Multinational Asian timber companies have entered the Amazon either
through long-term harvest leases or by purchasing major interests in
Brazilian timber firms. The Associated Press reports major players
include the Malaysian companies WTK Group, Samling, Rimbunan Hijau and
Mingo; Fortune Timber of Taiwan, and several companies from China
which are expressing interest. Brazil's national environmental
protection agency, Ibama, estimates Asian multinationals have gained
control of about 11.1 million acres. The Wall Street Journal
estimates Asian firms control about 30 million acres in the wider
South American tropical forest region, having quadrupled their
interests in a few months in late 1996. The figure is expected to
increase rapidly in the next two years.
"It's the last great resource grab," says Russell Mittermeier,
president Conservation International. Asian loggers are targeting
countries with financial problems that are technically and politically
unable to monitor logging. Brazil has about 80 environmental
inspectors for an area the size of western Europe. Though sound
forest laws and harvest practices may exist in theory, they are
frequently flaunted. A recent survey of 34 logging sites in Para
state, Brazil has revealed that none have met International Tropical
Timber Organization harvesting requirements that Brazil has agreed to
comply with by the year 2000. Illegal logging is common in the
Amazon. A 1996 raid by Ibama found over 30,000 cubic meters of
illegally-cut timber floating down the Purus River towards waiting
sawmills.
According to Ibama's chief, Eduardo Martins, "Multi-million dollar
investments in the Amazonian logging industry would spell disaster...

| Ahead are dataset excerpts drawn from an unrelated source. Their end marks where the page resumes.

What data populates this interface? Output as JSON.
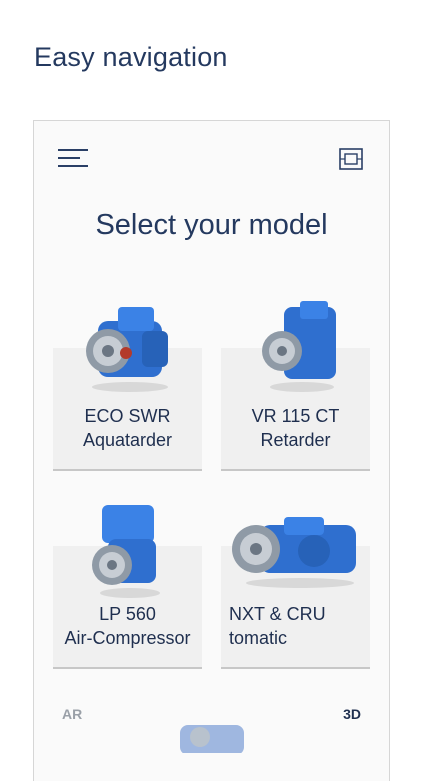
{
  "headline": "Easy navigation",
  "icons": {
    "menu": "hamburger-menu-icon",
    "view": "view-toggle-icon"
  },
  "title": "Select your model",
  "models": [
    {
      "line1": "ECO SWR",
      "line2": "Aquatarder"
    },
    {
      "line1": "VR 115 CT",
      "line2": "Retarder"
    },
    {
      "line1": "LP 560",
      "line2": "Air-Compressor"
    },
    {
      "line1": "NXT & CRU",
      "line2": "tomatic"
    }
  ],
  "bottom": {
    "left": "AR",
    "right": "3D"
  },
  "colors": {
    "accent": "#24395f",
    "part_blue": "#2f6fcf"
  }
}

We don't want that kind of investment." The federal government has
launched an investigation into the Asian timber purchases which have
surprised many Brazilian observers. Amazonino Mendes, the pro-logging
governor of Amazonas State, has stated that logging will be regulated
to limit environmental damage. However, even in the unlikely event
that the loggers do follow forestry laws, the excessive scale of their
operations could easily accelerate the pace of Amazonian deforestation
by greatly increasing forest access to hunters and slash-and-burn
farmers.
Asian industrial loggers are poised to significantly impact the Amazon
rainforest wilderness, changing forever the ecological, social,
spiritual, and economic composition of the planet. By opening up the
heart of the Amazon to large-scale logging, the Brazilian government
risks accelerating rates of deforestation. Brazil has not
demonstrated that it can control or regulate timber harvests. The
arrival of aggressive Asian multinational timber firms will be a
decisive test of Brazil's forestry policy. The stakes are high--the
fate of the world's largest rainforest ecosystem.